Donor and Recipient Testing of Human Leukocyte Antigens

Two methods prevent graft rejection from an allogeneic transplant:

Lymphocyte microcytotoxicity testing has been used by laboratories for the detection of Class I and II molecules for many years. Lymphocytes are obtained from the peripheral blood and separated by centrifugation with a Ficoll-Hypaque gradient. The HLA phenotype is determined by incubating the lymphocytes in a microtiter plate with complement and antibodies to specific HLA antigens. HLA typing sera can be obtained from the sera of immunized individuals, including patients with multiple births, multi-transfused patients, and transplant recipients. Reagent manufacturers have developed monoclonal typing sera to improve specificity and reduce cross-reactivity, which may result in typing errors or difficulty determining tissue type.

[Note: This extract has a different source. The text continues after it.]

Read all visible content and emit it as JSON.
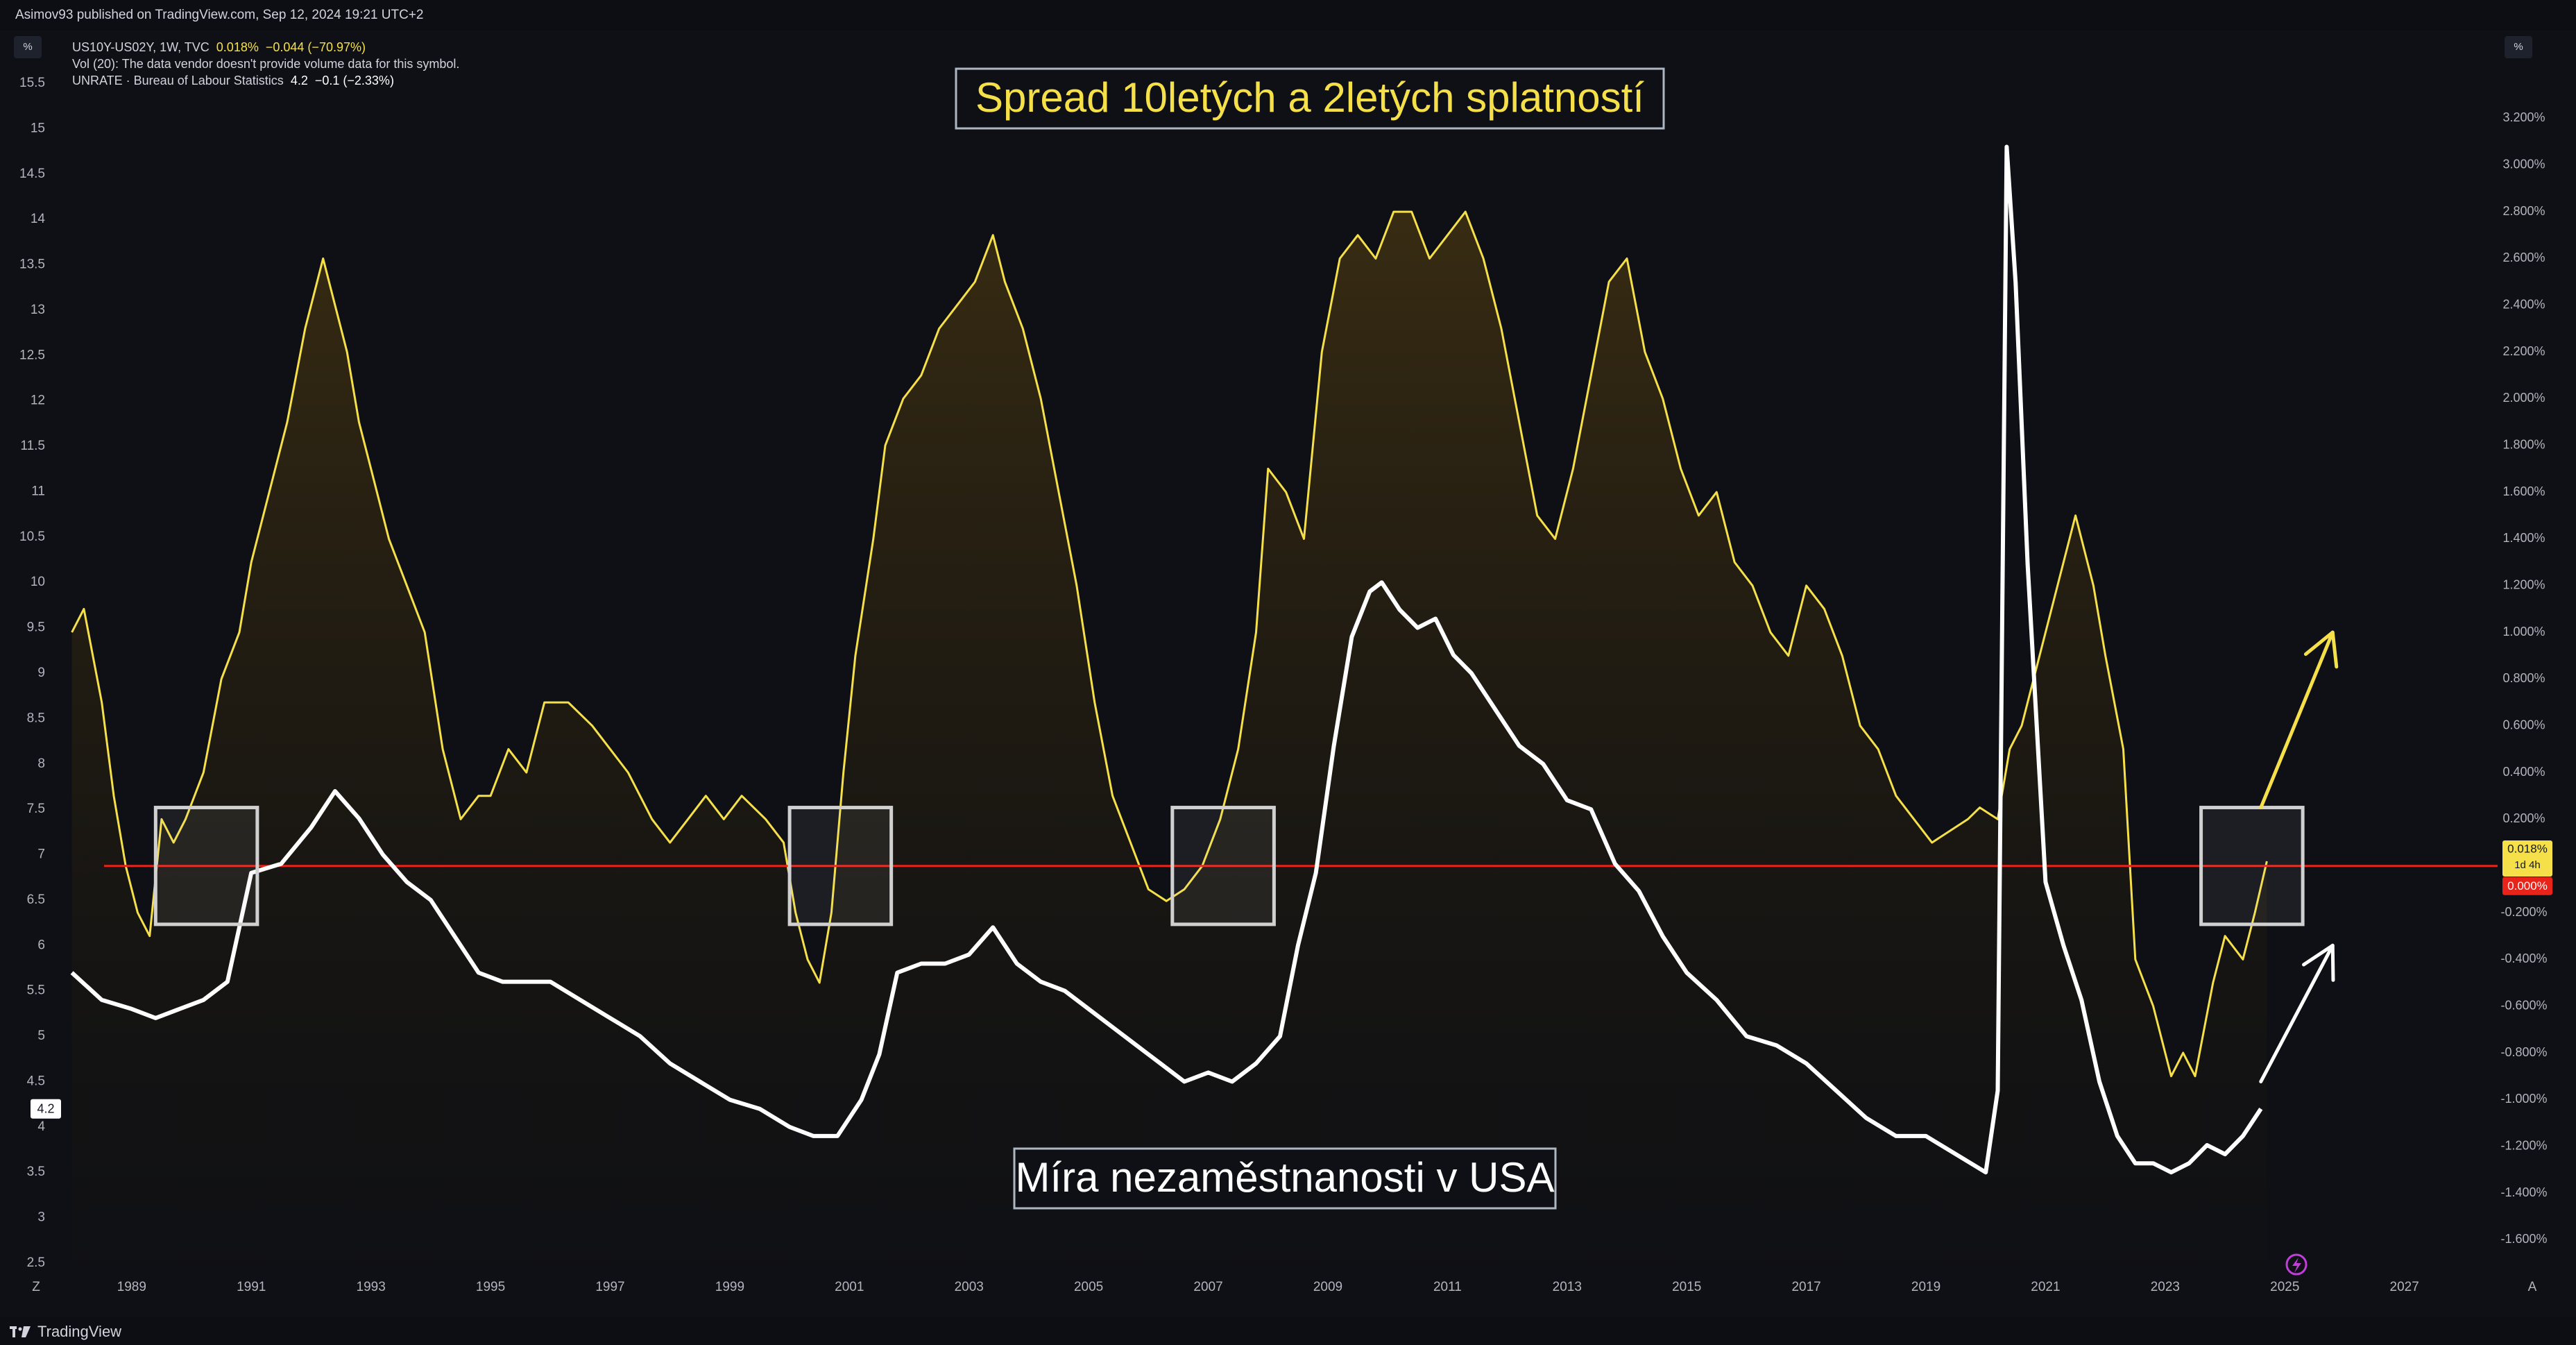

If the lymphocytes carry a molecule recognized by the antibody, the antibody will bind to the cell, and the cell will be lysed. A fluorescent compound such as ethidium bromide is added to detect lysis, and fluorescence is measured. Reactions are graded based on the percentage of lysis. Although this seems straightforward, interpreting and assigning the HLA type can be difficult and requires highly experienced laboratory personnel for accurate results.

Mixed lymphocyte culture reactions can identify discrepancies in the HLA class II loci, which traditional microcytotoxicity testing may not detect. The recipient’s lymphocytes are mixed with the potential donor’s and incubated. The donor’s lymphocytes have been treated so that they will not increase in the presence of the recipient’s lymphocytes. A radioactive DNA compound is added to the mixture. If the recipient’s lymphocytes react to the donor lymphocytes, they will uptake the DNA and their radioactivity can be measured, which is a measure of the responsiveness of the recipient’s lymphocytes to the donor’s cells. This technique has been used to identify the best donor among several potentially matched donors. Unfortunately, this assay is very labor-intensive and costly.

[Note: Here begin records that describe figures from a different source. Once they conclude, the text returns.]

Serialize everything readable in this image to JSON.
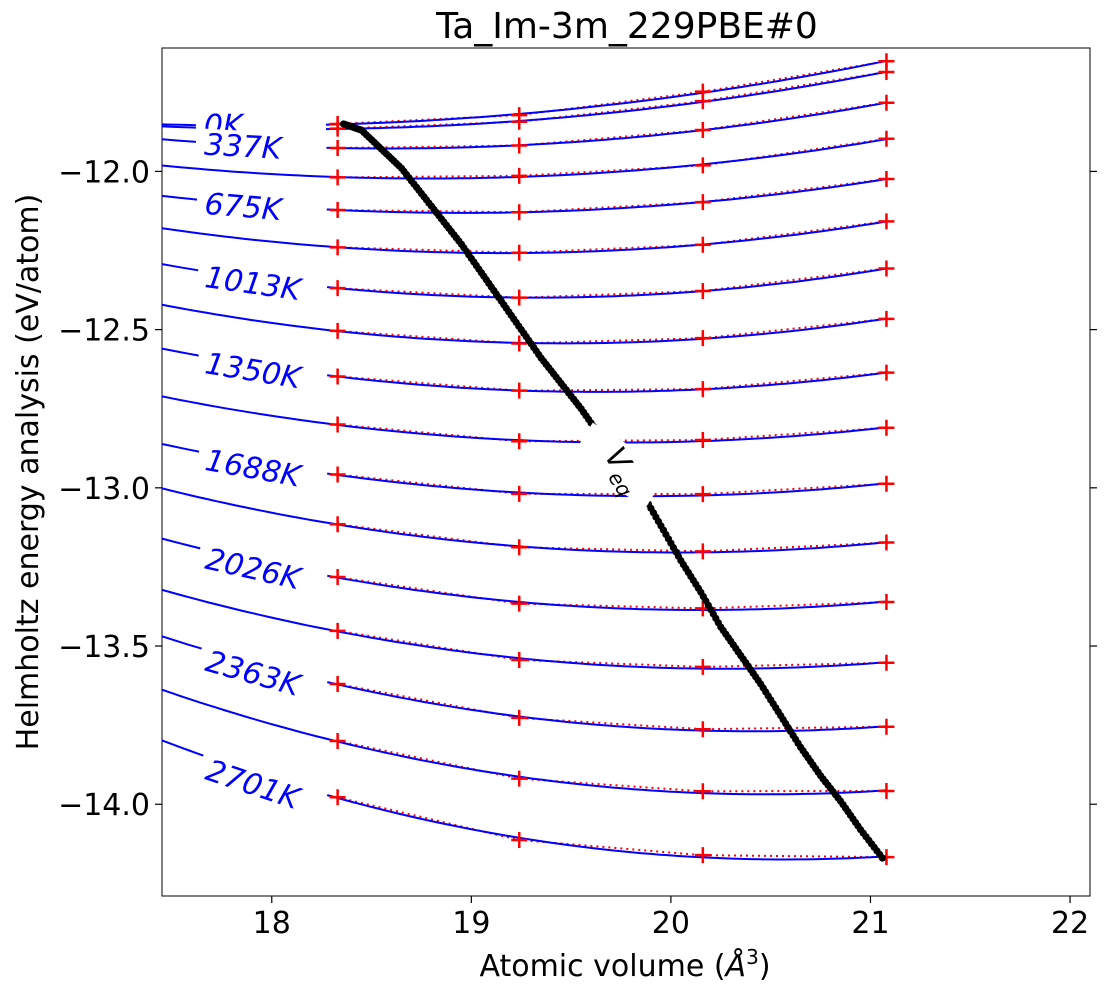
{
  "chart_data": {
    "type": "line",
    "title": "Ta_Im-3m_229PBE#0",
    "xlabel": "Atomic volume (",
    "xlabel_unit": "Å",
    "xlabel_sup": "3",
    "xlabel_close": ")",
    "ylabel": "Helmholtz energy analysis (eV/atom)",
    "xlim": [
      17.45,
      22.1
    ],
    "ylim": [
      -14.29,
      -11.61
    ],
    "xticks": [
      18,
      19,
      20,
      21,
      22
    ],
    "yticks": [
      -12.0,
      -12.5,
      -13.0,
      -13.5,
      -14.0
    ],
    "xtick_labels": [
      "18",
      "19",
      "20",
      "21",
      "22"
    ],
    "ytick_labels": [
      "−12.0",
      "−12.5",
      "−13.0",
      "−13.5",
      "−14.0"
    ],
    "grid": false,
    "colors": {
      "fit": "#0000ff",
      "points": "#ff0000",
      "dotted": "#ff0000",
      "veq": "#000000",
      "temp_label": "#0000ff"
    },
    "volumes": [
      18.33,
      19.24,
      20.16,
      21.08
    ],
    "series": [
      {
        "name": "0K",
        "energies": [
          -11.85,
          -11.822,
          -11.748,
          -11.652
        ]
      },
      {
        "name": "",
        "energies": [
          -11.865,
          -11.843,
          -11.778,
          -11.686
        ]
      },
      {
        "name": "337K",
        "energies": [
          -11.926,
          -11.918,
          -11.869,
          -11.783
        ]
      },
      {
        "name": "",
        "energies": [
          -12.019,
          -12.014,
          -11.981,
          -11.897
        ]
      },
      {
        "name": "675K",
        "energies": [
          -12.122,
          -12.129,
          -12.097,
          -12.024
        ]
      },
      {
        "name": "",
        "energies": [
          -12.24,
          -12.257,
          -12.232,
          -12.158
        ]
      },
      {
        "name": "1013K",
        "energies": [
          -12.369,
          -12.399,
          -12.378,
          -12.307
        ]
      },
      {
        "name": "",
        "energies": [
          -12.504,
          -12.544,
          -12.527,
          -12.466
        ]
      },
      {
        "name": "1350K",
        "energies": [
          -12.648,
          -12.693,
          -12.688,
          -12.636
        ]
      },
      {
        "name": "",
        "energies": [
          -12.8,
          -12.853,
          -12.849,
          -12.81
        ]
      },
      {
        "name": "1688K",
        "energies": [
          -12.958,
          -13.019,
          -13.02,
          -12.987
        ]
      },
      {
        "name": "",
        "energies": [
          -13.115,
          -13.188,
          -13.201,
          -13.173
        ]
      },
      {
        "name": "2026K",
        "energies": [
          -13.282,
          -13.366,
          -13.381,
          -13.361
        ]
      },
      {
        "name": "",
        "energies": [
          -13.452,
          -13.544,
          -13.566,
          -13.553
        ]
      },
      {
        "name": "2363K",
        "energies": [
          -13.62,
          -13.727,
          -13.763,
          -13.755
        ]
      },
      {
        "name": "",
        "energies": [
          -13.8,
          -13.919,
          -13.959,
          -13.958
        ]
      },
      {
        "name": "2701K",
        "energies": [
          -13.978,
          -14.113,
          -14.161,
          -14.167
        ]
      }
    ],
    "veq_label": "V",
    "veq_label_sub": "eq",
    "veq_curve": [
      [
        18.36,
        -11.85
      ],
      [
        18.45,
        -11.87
      ],
      [
        18.55,
        -11.93
      ],
      [
        18.65,
        -11.99
      ],
      [
        18.75,
        -12.07
      ],
      [
        18.85,
        -12.15
      ],
      [
        18.95,
        -12.23
      ],
      [
        19.05,
        -12.32
      ],
      [
        19.15,
        -12.41
      ],
      [
        19.25,
        -12.5
      ],
      [
        19.35,
        -12.59
      ],
      [
        19.45,
        -12.67
      ],
      [
        19.55,
        -12.75
      ],
      [
        19.65,
        -12.84
      ],
      [
        19.75,
        -12.93
      ],
      [
        19.85,
        -13.01
      ],
      [
        19.95,
        -13.12
      ],
      [
        20.05,
        -13.23
      ],
      [
        20.15,
        -13.33
      ],
      [
        20.25,
        -13.44
      ],
      [
        20.35,
        -13.53
      ],
      [
        20.45,
        -13.62
      ],
      [
        20.55,
        -13.72
      ],
      [
        20.65,
        -13.82
      ],
      [
        20.75,
        -13.91
      ],
      [
        20.85,
        -13.99
      ],
      [
        20.95,
        -14.08
      ],
      [
        21.06,
        -14.17
      ]
    ]
  }
}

HLA typing by PCR has become the standard testing methodology for genotyping hematopoietic transplant donors and recipients—the first methods utilized were PCR-sequence-specific oligonucleotide primers (SSOP) and sequence-based typing. Newer methods using next-generation sequencing (NGS) have increased the resolution and accuracy of HLA genotyping. They also enable the detection of other classes of HLA antigens. A higher resolution is required for progenitor cell transplants because the immune system is transferred from the donor to the recipient. As these methods have developed, more alleles of HLA antigens have also been discovered, increasing the ability to match donors with recipients successfully. Newer methods have also changed testing requirements for specimens. Early testing required blood samples from potential donors. This reduced the number of potential donors due to the costs involved in collecting and storing specimens and donor’s reluctance to have their blood drawn. Today, bone marrow registry drives use buccal swabs to collect prospective donor DNA.

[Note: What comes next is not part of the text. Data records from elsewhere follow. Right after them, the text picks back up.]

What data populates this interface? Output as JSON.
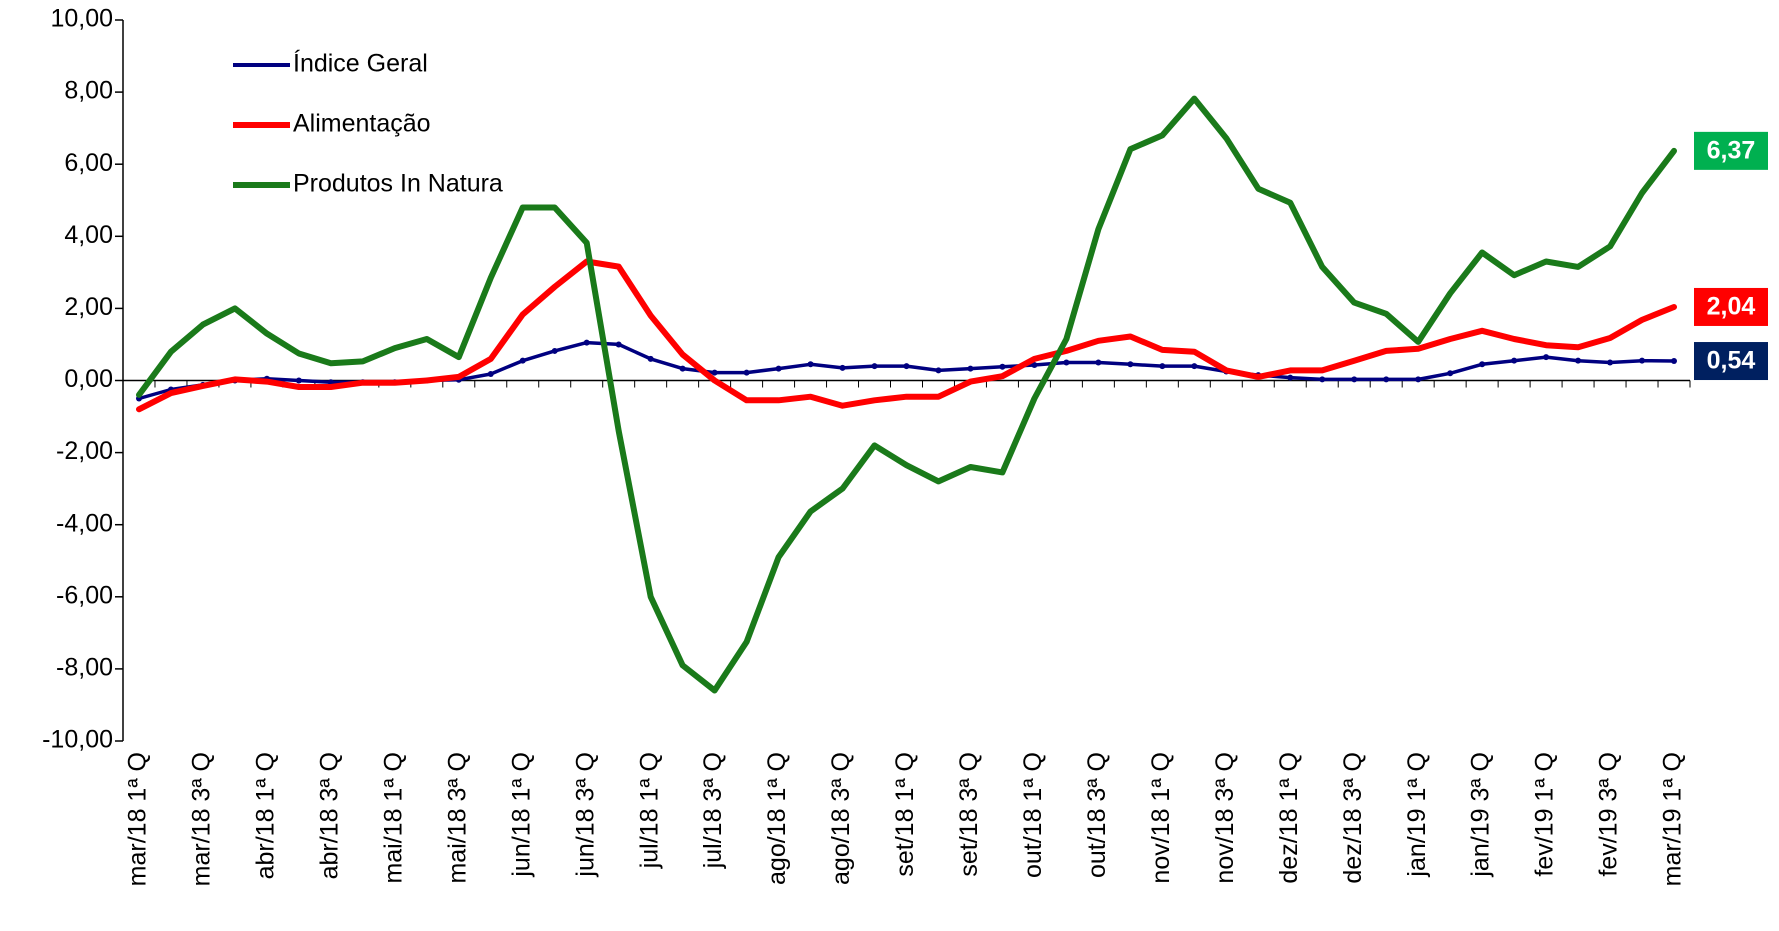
{
  "chart_data": {
    "type": "line",
    "categories": [
      "mar/18 1ª Q",
      null,
      "mar/18 3ª Q",
      null,
      "abr/18 1ª Q",
      null,
      "abr/18 3ª Q",
      null,
      "mai/18 1ª Q",
      null,
      "mai/18 3ª Q",
      null,
      "jun/18 1ª Q",
      null,
      "jun/18 3ª Q",
      null,
      "jul/18 1ª Q",
      null,
      "jul/18 3ª Q",
      null,
      "ago/18 1ª Q",
      null,
      "ago/18 3ª Q",
      null,
      "set/18 1ª Q",
      null,
      "set/18 3ª Q",
      null,
      "out/18 1ª Q",
      null,
      "out/18 3ª Q",
      null,
      "nov/18 1ª Q",
      null,
      "nov/18 3ª Q",
      null,
      "dez/18 1ª Q",
      null,
      "dez/18 3ª Q",
      null,
      "jan/19 1ª Q",
      null,
      "jan/19 3ª Q",
      null,
      "fev/19 1ª Q",
      null,
      "fev/19 3ª Q",
      null,
      "mar/19 1ª Q"
    ],
    "series": [
      {
        "name": "Índice Geral",
        "color": "#000080",
        "values": [
          -0.5,
          -0.25,
          -0.12,
          0.0,
          0.05,
          0.0,
          -0.05,
          -0.05,
          -0.05,
          0.0,
          0.02,
          0.18,
          0.55,
          0.82,
          1.05,
          1.0,
          0.6,
          0.33,
          0.22,
          0.22,
          0.33,
          0.45,
          0.35,
          0.4,
          0.4,
          0.28,
          0.33,
          0.38,
          0.43,
          0.5,
          0.5,
          0.45,
          0.4,
          0.4,
          0.25,
          0.15,
          0.08,
          0.03,
          0.03,
          0.03,
          0.03,
          0.2,
          0.45,
          0.55,
          0.65,
          0.55,
          0.5,
          0.55,
          0.54
        ],
        "value_labels": [
          null,
          null,
          null,
          null,
          null,
          null,
          null,
          null,
          null,
          null,
          null,
          null,
          null,
          null,
          null,
          null,
          null,
          null,
          null,
          null,
          null,
          null,
          null,
          null,
          null,
          null,
          null,
          null,
          null,
          null,
          null,
          null,
          null,
          null,
          null,
          null,
          null,
          null,
          null,
          null,
          null,
          null,
          null,
          null,
          null,
          null,
          null,
          null,
          "0,54"
        ],
        "label_color": "#002060"
      },
      {
        "name": "Alimentação",
        "color": "#ff0000",
        "values": [
          -0.8,
          -0.35,
          -0.15,
          0.03,
          -0.03,
          -0.18,
          -0.18,
          -0.06,
          -0.06,
          0.0,
          0.1,
          0.6,
          1.83,
          2.6,
          3.3,
          3.16,
          1.8,
          0.72,
          0.0,
          -0.55,
          -0.55,
          -0.45,
          -0.7,
          -0.55,
          -0.45,
          -0.45,
          -0.03,
          0.12,
          0.6,
          0.82,
          1.1,
          1.22,
          0.85,
          0.8,
          0.28,
          0.1,
          0.28,
          0.28,
          0.55,
          0.82,
          0.88,
          1.15,
          1.38,
          1.15,
          0.98,
          0.92,
          1.18,
          1.68,
          2.04
        ],
        "value_labels": [
          null,
          null,
          null,
          null,
          null,
          null,
          null,
          null,
          null,
          null,
          null,
          null,
          null,
          null,
          null,
          null,
          null,
          null,
          null,
          null,
          null,
          null,
          null,
          null,
          null,
          null,
          null,
          null,
          null,
          null,
          null,
          null,
          null,
          null,
          null,
          null,
          null,
          null,
          null,
          null,
          null,
          null,
          null,
          null,
          null,
          null,
          null,
          null,
          "2,04"
        ],
        "label_color": "#ff0000"
      },
      {
        "name": "Produtos In Natura",
        "color": "#1a7a1a",
        "values": [
          -0.4,
          0.8,
          1.55,
          2.0,
          1.3,
          0.75,
          0.48,
          0.53,
          0.9,
          1.15,
          0.65,
          2.85,
          4.8,
          4.8,
          3.82,
          -1.4,
          -6.0,
          -7.9,
          -8.6,
          -7.25,
          -4.9,
          -3.63,
          -3.0,
          -1.8,
          -2.35,
          -2.8,
          -2.4,
          -2.55,
          -0.5,
          1.15,
          4.2,
          6.42,
          6.8,
          7.82,
          6.72,
          5.32,
          4.93,
          3.15,
          2.16,
          1.85,
          1.07,
          2.42,
          3.55,
          2.92,
          3.3,
          3.15,
          3.72,
          5.2,
          6.37
        ],
        "value_labels": [
          null,
          null,
          null,
          null,
          null,
          null,
          null,
          null,
          null,
          null,
          null,
          null,
          null,
          null,
          null,
          null,
          null,
          null,
          null,
          null,
          null,
          null,
          null,
          null,
          null,
          null,
          null,
          null,
          null,
          null,
          null,
          null,
          null,
          null,
          null,
          null,
          null,
          null,
          null,
          null,
          null,
          null,
          null,
          null,
          null,
          null,
          null,
          null,
          "6,37"
        ],
        "label_color": "#00b050"
      }
    ],
    "ylim": [
      -10,
      10
    ],
    "yticks": [
      {
        "value": -10,
        "label": "-10,00"
      },
      {
        "value": -8,
        "label": "-8,00"
      },
      {
        "value": -6,
        "label": "-6,00"
      },
      {
        "value": -4,
        "label": "-4,00"
      },
      {
        "value": -2,
        "label": "-2,00"
      },
      {
        "value": 0,
        "label": "0,00"
      },
      {
        "value": 2,
        "label": "2,00"
      },
      {
        "value": 4,
        "label": "4,00"
      },
      {
        "value": 6,
        "label": "6,00"
      },
      {
        "value": 8,
        "label": "8,00"
      },
      {
        "value": 10,
        "label": "10,00"
      }
    ],
    "grid": false,
    "legend": "upper left"
  }
}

Volunteers joining a bone marrow registry, such as the National Marrow Registry, are usually typed for HLA-A, B, C, and DRB1 loci using an intermediate resolution method. If they match a patient searching for a donor, the prospective donor is retested by a higher-resolution method. This approach reduces the cost of initial genotyping of unrelated donors. However, this also delays the transplantation process and may affect the success of an HSC transplant. Newer methods under development may replace this two-step process and ensure that patients receive their transplants as early as possible.